2. To what extent does a financial settlement clause waiving compensation claims due to a breach of the duty to provide information protect the employer? 

This primarily protects against any claims for compensation due to a breach of the duty to provide information (for example because the one-month period has not been met). This probably does not protect against the exercise and the associated provision of information, with the corresponding internal expenses. In this respect, it would be advisable to also agree on the above-mentioned “waiver of the exercise of the right to information”. If possible compensation is ruled out, the right to information still persists and, in the event of failure or failure to meet the deadline, there is still the right to lodge a complaint with the competent data protection authority.

3. If it comes to the point that the employer must comply with the request for information: How can the employer protect itself from further costs, in particular claims for compensation?

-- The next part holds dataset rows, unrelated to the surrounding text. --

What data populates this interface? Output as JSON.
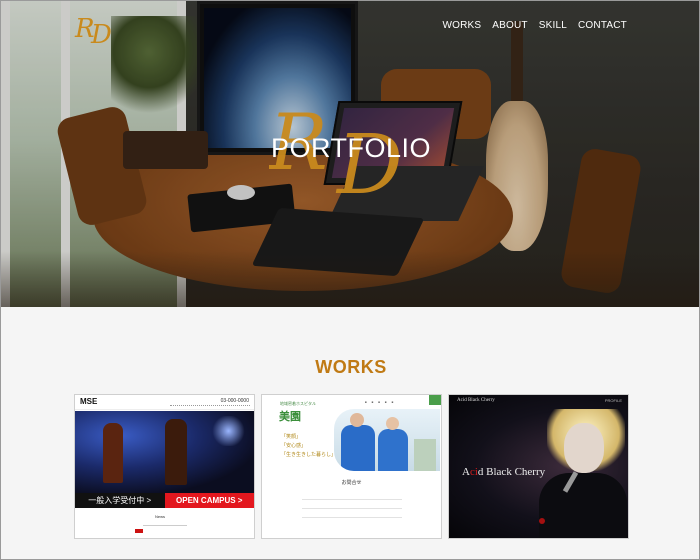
{
  "nav": {
    "items": [
      "WORKS",
      "ABOUT",
      "SKILL",
      "CONTACT"
    ],
    "active": "SKILL"
  },
  "logo": {
    "text": "RD",
    "color": "#c98a1d"
  },
  "hero": {
    "title": "PORTFOLIO"
  },
  "works": {
    "title": "WORKS",
    "title_color": "#c07a14",
    "cards": [
      {
        "site_name": "MSE",
        "phone": "03-000-0000",
        "left_button": "一般入学受付中 >",
        "right_button": "OPEN CAMPUS >",
        "news_heading": "News"
      },
      {
        "brand_small": "地域密着ホスピタル",
        "brand_name": "美園",
        "lines": [
          "「笑顔」",
          "「安心感」",
          "「生き生きした暮らし」"
        ],
        "form_heading": "お問合せ"
      },
      {
        "site_name": "Acid Black Cherry",
        "menu": "PROFILE",
        "title_pre": "A",
        "title_accent": "ci",
        "title_post": "d Black Cherry"
      }
    ]
  }
}
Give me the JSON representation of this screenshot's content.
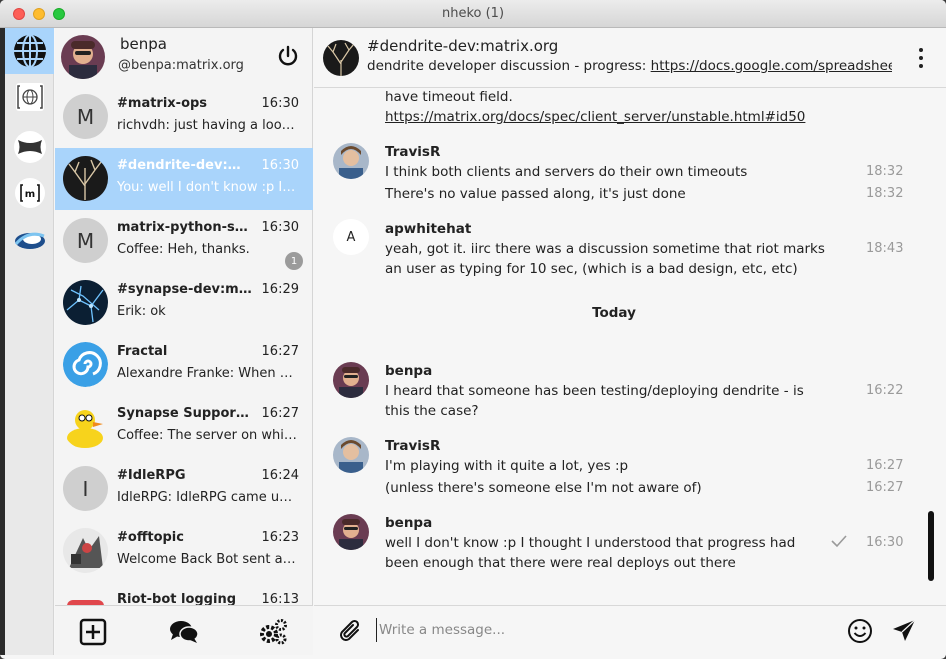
{
  "window": {
    "title": "nheko (1)"
  },
  "communities": [
    {
      "icon": "globe-icon",
      "active": true
    },
    {
      "icon": "matrix-globe-icon",
      "active": false
    },
    {
      "icon": "bone-shape-icon",
      "active": false
    },
    {
      "icon": "matrix-logo-icon",
      "active": false
    },
    {
      "icon": "swirl-logo-icon",
      "active": false
    }
  ],
  "user": {
    "display_name": "benpa",
    "user_id": "@benpa:matrix.org"
  },
  "rooms": [
    {
      "name": "#matrix-ops",
      "time": "16:30",
      "preview": "richvdh: just having a look at it",
      "avatar_letter": "M",
      "selected": false,
      "unread": ""
    },
    {
      "name": "#dendrite-dev:matrix.org",
      "time": "16:30",
      "preview": "You: well I don't know :p I thought",
      "avatar_letter": "",
      "selected": true,
      "unread": ""
    },
    {
      "name": "matrix-python-sdk",
      "time": "16:30",
      "preview": "Coffee: Heh, thanks.",
      "avatar_letter": "M",
      "selected": false,
      "unread": "1"
    },
    {
      "name": "#synapse-dev:matrix.org",
      "time": "16:29",
      "preview": "Erik: ok",
      "avatar_letter": "",
      "selected": false,
      "unread": ""
    },
    {
      "name": "Fractal",
      "time": "16:27",
      "preview": "Alexandre Franke: When something",
      "avatar_letter": "",
      "selected": false,
      "unread": ""
    },
    {
      "name": "Synapse Support Channel",
      "time": "16:27",
      "preview": "Coffee: The server on which it runs",
      "avatar_letter": "",
      "selected": false,
      "unread": ""
    },
    {
      "name": "#IdleRPG",
      "time": "16:24",
      "preview": "IdleRPG: IdleRPG came upon a",
      "avatar_letter": "I",
      "selected": false,
      "unread": ""
    },
    {
      "name": "#offtopic",
      "time": "16:23",
      "preview": "Welcome Back Bot sent a notice",
      "avatar_letter": "",
      "selected": false,
      "unread": ""
    },
    {
      "name": "Riot-bot logging",
      "time": "16:13",
      "preview": "",
      "avatar_letter": "",
      "selected": false,
      "unread": ""
    }
  ],
  "room": {
    "title": "#dendrite-dev:matrix.org",
    "topic_text": "dendrite developer discussion - progress: ",
    "topic_link": "https://docs.google.com/spreadsheets/d/"
  },
  "timeline": {
    "partial": {
      "line1": "have timeout field.",
      "link": "https://matrix.org/docs/spec/client_server/unstable.html#id50"
    },
    "groups": [
      {
        "sender": "TravisR",
        "lines": [
          {
            "text": "I think both clients and servers do their own timeouts",
            "time": "18:32"
          },
          {
            "text": "There's no value passed along, it's just done",
            "time": "18:32"
          }
        ]
      },
      {
        "sender": "apwhitehat",
        "avatar_letter": "A",
        "lines": [
          {
            "text": "yeah, got it. iirc there was a discussion sometime that riot marks",
            "time": "18:43"
          },
          {
            "text": "an user as typing for 10 sec, (which is a bad design, etc, etc)",
            "time": ""
          }
        ]
      },
      {
        "divider": "Today"
      },
      {
        "sender": "benpa",
        "lines": [
          {
            "text": "I heard that someone has been testing/deploying dendrite - is",
            "time": "16:22"
          },
          {
            "text": "this the case?",
            "time": ""
          }
        ]
      },
      {
        "sender": "TravisR",
        "lines": [
          {
            "text": "I'm playing with it quite a lot, yes :p",
            "time": "16:27"
          },
          {
            "text": "(unless there's someone else I'm not aware of)",
            "time": "16:27"
          }
        ]
      },
      {
        "sender": "benpa",
        "lines": [
          {
            "text": "well I don't know :p I thought I understood that progress had",
            "time": "16:30"
          },
          {
            "text": "been enough that there were real deploys out there",
            "time": ""
          }
        ]
      }
    ]
  },
  "composer": {
    "placeholder": "Write a message..."
  },
  "colors": {
    "selection": "#a9d4fb",
    "timestamp": "#9a9a9a"
  }
}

Provide correct information in accordance with Article 15 GDPR, i.e. in the legally prescribed form and with the appropriate content. It's simple;) Here, it is important that a process for providing information to customers as well as to one's own employees is established and that the respective special features are known.

4. Do you have any other tips? What can employers do in advance to protect themselves from claims made by former employees?

The best thing is, of course, a good employer and employee relationship even right up to the termination process, but this is of course not always possible. In this respect, in addition to employment law scenarios, companies should also address data protection obligations with regard to the employment relationship. The data protection principles of “fairness and transparency” also apply here! As an employer, if you pay attention to this and the processes are right, you really don't have to fear confrontations and problems. After all, it is also true here that you can defend yourself against “abusive conduct” on the part of the employee. This is always the case when it is obviously only “misused” for the purpose of higher severance pay, etc.